To mark the 30th anniversary of the series, and 35th anniversary of the company, Blizzard's put out a new expansion for Diablo 2, called Reign of the Warlock. The central feature is a fresh character class - the first in 25 years - the Warlock, who deals in summoning magic, and a huge exploit using it has been uncovered.
Among the Warlock's characteristics are a pair of skills, Bind Demon and Blood Oath, that prove to be pretty useful when combined. Like 'making you more or less untouchable' levels of useful. Diablo YouTuber Coooley managed to find a way of deploying them that essentially turns you immortal, as demonstrated at the start of his video explaining it by his character standing in the middle of three Prime Evils raising hellfire.

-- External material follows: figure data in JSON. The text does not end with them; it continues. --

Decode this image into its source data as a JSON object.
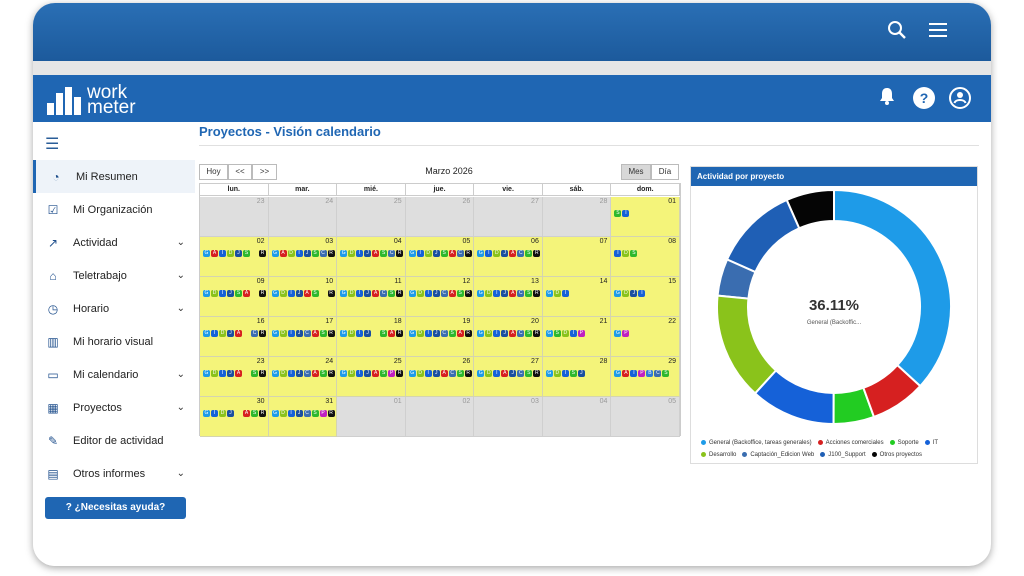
{
  "app": {
    "logo_line1": "work",
    "logo_line2": "meter"
  },
  "page_title": "Proyectos - Visión calendario",
  "sidebar": {
    "items": [
      {
        "label": "Mi Resumen",
        "icon": "gauge-icon",
        "chevron": false,
        "active": true
      },
      {
        "label": "Mi Organización",
        "icon": "calendar-check-icon",
        "chevron": false
      },
      {
        "label": "Actividad",
        "icon": "trend-icon",
        "chevron": true
      },
      {
        "label": "Teletrabajo",
        "icon": "home-icon",
        "chevron": true
      },
      {
        "label": "Horario",
        "icon": "clock-icon",
        "chevron": true
      },
      {
        "label": "Mi horario visual",
        "icon": "chart-plus-icon",
        "chevron": false
      },
      {
        "label": "Mi calendario",
        "icon": "calendar-icon",
        "chevron": true
      },
      {
        "label": "Proyectos",
        "icon": "grid-icon",
        "chevron": true
      },
      {
        "label": "Editor de actividad",
        "icon": "pencil-icon",
        "chevron": false
      },
      {
        "label": "Otros informes",
        "icon": "report-icon",
        "chevron": true
      }
    ],
    "help_button": "¿Necesitas ayuda?"
  },
  "calendar": {
    "today": "Hoy",
    "prev": "<<",
    "next": ">>",
    "title": "Marzo 2026",
    "view_month": "Mes",
    "view_day": "Día",
    "weekdays": [
      "lun.",
      "mar.",
      "mié.",
      "jue.",
      "vie.",
      "sáb.",
      "dom."
    ],
    "weeks": [
      [
        {
          "d": "23",
          "in": false,
          "c": ""
        },
        {
          "d": "24",
          "in": false,
          "c": ""
        },
        {
          "d": "25",
          "in": false,
          "c": ""
        },
        {
          "d": "26",
          "in": false,
          "c": ""
        },
        {
          "d": "27",
          "in": false,
          "c": ""
        },
        {
          "d": "28",
          "in": false,
          "c": ""
        },
        {
          "d": "01",
          "in": true,
          "c": "SI"
        }
      ],
      [
        {
          "d": "02",
          "in": true,
          "c": "GAIDJS R"
        },
        {
          "d": "03",
          "in": true,
          "c": "GADIJSCR"
        },
        {
          "d": "04",
          "in": true,
          "c": "GDIJASCR"
        },
        {
          "d": "05",
          "in": true,
          "c": "GIDJSACR"
        },
        {
          "d": "06",
          "in": true,
          "c": "GIDJACSR"
        },
        {
          "d": "07",
          "in": true,
          "c": ""
        },
        {
          "d": "08",
          "in": true,
          "c": "IDS"
        }
      ],
      [
        {
          "d": "09",
          "in": true,
          "c": "GDIJSA R"
        },
        {
          "d": "10",
          "in": true,
          "c": "GDIJAS R"
        },
        {
          "d": "11",
          "in": true,
          "c": "GDIJACSR"
        },
        {
          "d": "12",
          "in": true,
          "c": "GDIJCASR"
        },
        {
          "d": "13",
          "in": true,
          "c": "GDIJACSR"
        },
        {
          "d": "14",
          "in": true,
          "c": "GDI"
        },
        {
          "d": "15",
          "in": true,
          "c": "GDJI"
        }
      ],
      [
        {
          "d": "16",
          "in": true,
          "c": "GIDJA CR"
        },
        {
          "d": "17",
          "in": true,
          "c": "GDIJCASR"
        },
        {
          "d": "18",
          "in": true,
          "c": "GDIJ SAR"
        },
        {
          "d": "19",
          "in": true,
          "c": "GDIJCSAR"
        },
        {
          "d": "20",
          "in": true,
          "c": "GDIJACSR"
        },
        {
          "d": "21",
          "in": true,
          "c": "GSDIP"
        },
        {
          "d": "22",
          "in": true,
          "c": "GP"
        }
      ],
      [
        {
          "d": "23",
          "in": true,
          "c": "GDIJA SR"
        },
        {
          "d": "24",
          "in": true,
          "c": "GDIJCASR"
        },
        {
          "d": "25",
          "in": true,
          "c": "GDIJASPR"
        },
        {
          "d": "26",
          "in": true,
          "c": "GDIJACSR"
        },
        {
          "d": "27",
          "in": true,
          "c": "GDIAJCSR"
        },
        {
          "d": "28",
          "in": true,
          "c": "GDISJ"
        },
        {
          "d": "29",
          "in": true,
          "c": "GAIPBCS"
        }
      ],
      [
        {
          "d": "30",
          "in": true,
          "c": "GIDJ ASR"
        },
        {
          "d": "31",
          "in": true,
          "c": "GDIJCSPR"
        },
        {
          "d": "01",
          "in": false,
          "c": ""
        },
        {
          "d": "02",
          "in": false,
          "c": ""
        },
        {
          "d": "03",
          "in": false,
          "c": ""
        },
        {
          "d": "04",
          "in": false,
          "c": ""
        },
        {
          "d": "05",
          "in": false,
          "c": ""
        }
      ]
    ]
  },
  "chip_colors": {
    "G": "#1e9be8",
    "A": "#d62020",
    "D": "#8ac31b",
    "I": "#1561d8",
    "J": "#1a4fa0",
    "S": "#2db82d",
    "C": "#3a6db0",
    "R": "#111111",
    "P": "#c020c0",
    "B": "#2e7bd6"
  },
  "panel": {
    "title": "Actividad por proyecto",
    "center_value": "36.11%",
    "center_label": "General (Backoffic..."
  },
  "chart_data": {
    "type": "pie",
    "title": "Actividad por proyecto",
    "series": [
      {
        "name": "General (Backoffice, tareas generales)",
        "value": 36.11,
        "color": "#1e9be8"
      },
      {
        "name": "Acciones comerciales",
        "value": 7.5,
        "color": "#d62020"
      },
      {
        "name": "Soporte",
        "value": 5.5,
        "color": "#22cc22"
      },
      {
        "name": "IT",
        "value": 11.5,
        "color": "#1561d8"
      },
      {
        "name": "Desarrollo",
        "value": 14.5,
        "color": "#8ac31b"
      },
      {
        "name": "Captación_Edicion Web",
        "value": 5.0,
        "color": "#3a6db0"
      },
      {
        "name": "J100_Support",
        "value": 11.5,
        "color": "#1f5fb5"
      },
      {
        "name": "Otros proyectos",
        "value": 6.5,
        "color": "#050505"
      }
    ],
    "legend_position": "bottom"
  }
}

He explains that he "initially theorycrafted some wild ways" to test just how much pain a Warlock could tolerate and absorb under the right circumstances, he "was way overthinking it." It starts with Bind Demon, where you can capture almost any enemy and make them your personal meatsack to do whatever you say.
Then comes Blood Oath, which turns a pet demon into a sponge for damage inflicted upon you. Essentially, they let you make your own living armor, and the key to maximizing this lies in Blood Oath's stats. At first, the percentage of how much of your HP your demon can take is miniscule, but you can buff it up to 99%.
Ergo, your puppet will take almost all of the suffering meant for you. There are caveats, in that Coooley found 89% of Blood Oath to be a sweet spot, complemented by certain equipment to handle the 11% you wind up taking. Then, you have the question of what demon to enslave.
Your instinct might be to go for something like an Oblivion Knight, but Coooley finds it's even simpler: anything that's immune to most types of damage. He literally captures a Champion Pit Lord in the Furnace of Pain who does nicely.
It makes the endgame battles using the Warlock slower, but still wholly satisfying. Since it took less than a fortnight to get here, who knows where we'll end up next.